KNOWER FOREVER has relatively few tracks which wind back to let things breathe. Aside from the stately splendour of closer
Crash the Car, the album’s sole low-tempo success,
Same Smile, Different Face peters out into silence after two and a half minutes, and
Real Nice Moment’s earnest poetry is undercut by a stodgy, stolid arrangement. The result is a much less dynamic album than one may expect from a duo with such a musical pedigree - and one which deliberately abandons such dynamics to play to the kinetic triumph of tracks like the abhorrently danceable
Nightmare.
The Unknown Knowns: Conspicuously absent from Rumsfeld’s original address, it was philosopher and living meme Slavoj Zizek that proffered that, though instinctively read as “something which one does not realise one knows,” it may be more useful to think of this quadrant of our Matrix as “the things we know, but would prefer to act like we don’t”. And when it comes to Knower, there is one issue that the band seems content to ignore. Though a capable and accomplished vocalist, the closest Artadi comes to deviating from her usual airy sighing is during the aforementioned
Do Hot Girls Like Chords?, where she successfully transitions to a maliciously robotic delivery that comes across like an impression of Alexa with an axe to grind. For the most part, though it works well for tracks such as the minimalist slow burn of
Ride the Dolphin and the frenzied basketball-in-your-brain chiptune of
It’s All Nothing Until It’s Everything Artadi’s lack of deviation from the playbook, whether a deliberate stylistic affectation, or a genuine limitation (one suspects the former) robs
KNOWER FOREVER of both the potential emotional resonance of some of it’s more vulnerable moments, and a sense of versatility sorely needed given the already-made decision to lean on Cole’s busier arrangements. Why the band is content to leave this unaddressed, even if just for the sake of stylistic consistency, is ultimately inexplicable.
The Unknown, Unknown: Whether a case of nominative determinism, or an appropriately-selected aptronym, it is evident that Knower know many things: their target audience, their instruments, their medium, and their limitations. Unfortunately though, meaningful analysis of our final quadrant from here becomes nigh on impossible – hard as it is to assess the extent of our ignorance on some questions.

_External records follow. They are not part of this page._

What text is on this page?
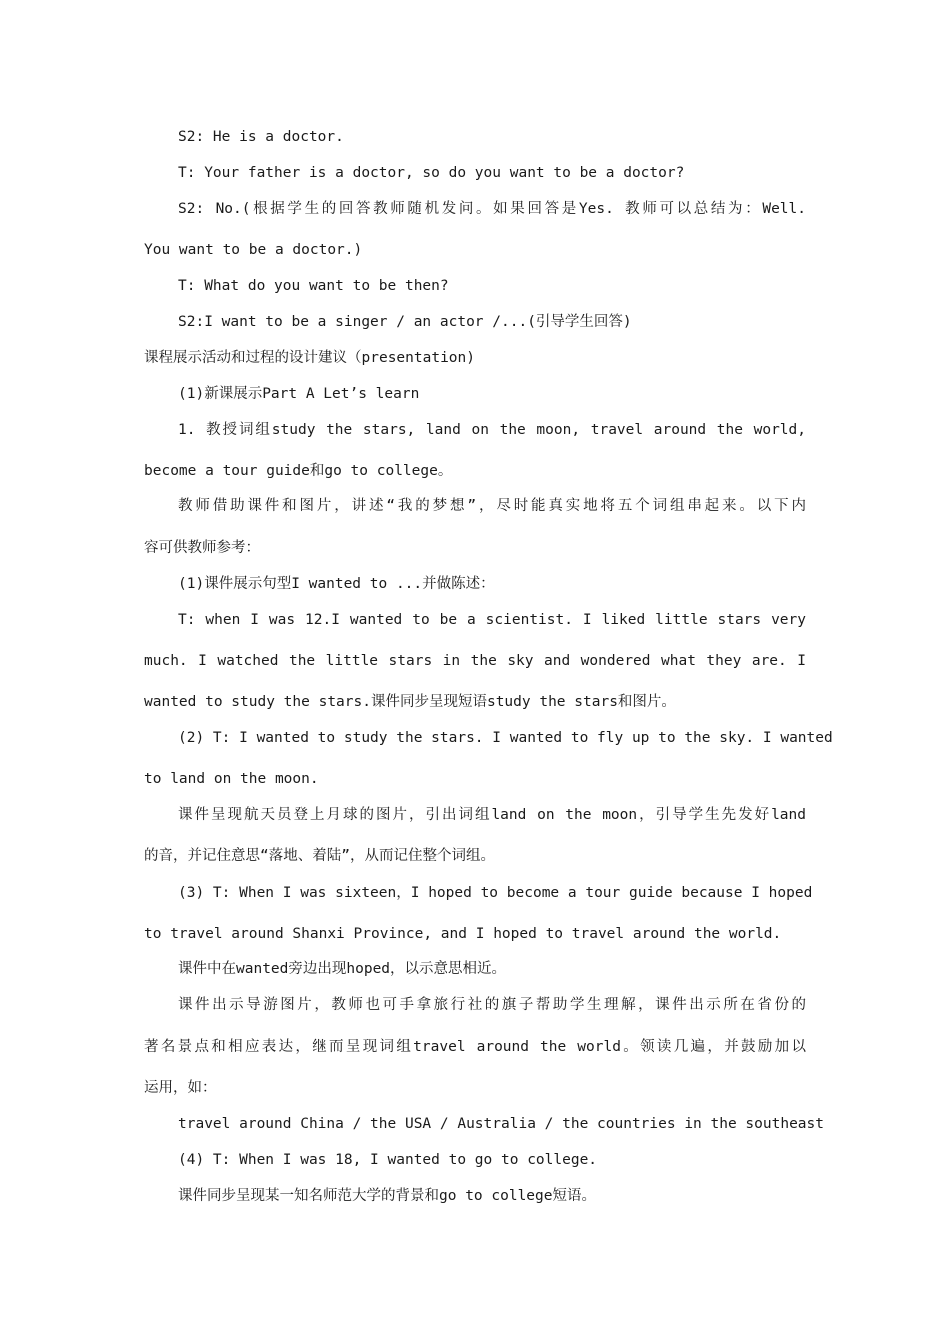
S2: He is a doctor.

T: Your father is a doctor, so do you want to be a doctor?

S2: No.(根据学生的回答教师随机发问。如果回答是Yes. 教师可以总结为：Well.

You want to be a doctor.)

T: What do you want to be then?

S2:I want to be a singer / an actor /...(引导学生回答)

课程展示活动和过程的设计建议（presentation)

(1)新课展示Part A Let’s learn

1. 教授词组study the stars, land on the moon, travel around the world,

become a tour guide和go to college。

教师借助课件和图片，讲述“我的梦想”，尽时能真实地将五个词组串起来。以下内

容可供教师参考：

(1)课件展示句型I wanted to ...并做陈述：

T: when I was 12.I wanted to be a scientist. I liked little stars very

much. I watched the little stars in the sky and wondered what they are. I

wanted to study the stars.课件同步呈现短语study the stars和图片。

(2) T: I wanted to study the stars. I wanted to fly up to the sky. I wanted

to land on the moon.

课件呈现航天员登上月球的图片，引出词组land on the moon，引导学生先发好land

的音，并记住意思“落地、着陆”，从而记住整个词组。

(3) T: When I was sixteen，I hoped to become a tour guide because I hoped

to travel around Shanxi Province, and I hoped to travel around the world.

课件中在wanted旁边出现hoped，以示意思相近。

课件出示导游图片，教师也可手拿旅行社的旗子帮助学生理解，课件出示所在省份的

著名景点和相应表达，继而呈现词组travel around the world。领读几遍，并鼓励加以

运用，如：

travel around China / the USA / Australia / the countries in the southeast

(4) T: When I was 18, I wanted to go to college.

课件同步呈现某一知名师范大学的背景和go to college短语。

Will
KNOWER FOREVER prove to be the beginning of a new chapter of experimentation for the band, or will it prove to be a fitting swan song for two pioneers of social media’s quickly-fading Wild West?
As Donald Rumsfeld cannily misappropriated on that fateful day in 2002, there are some things that ultimately, are beyond our capacity for knowing – whether in advance, or, oftentimes, at all.
And in the end, when it comes to a group like Knower, isn’t that all part of the fun?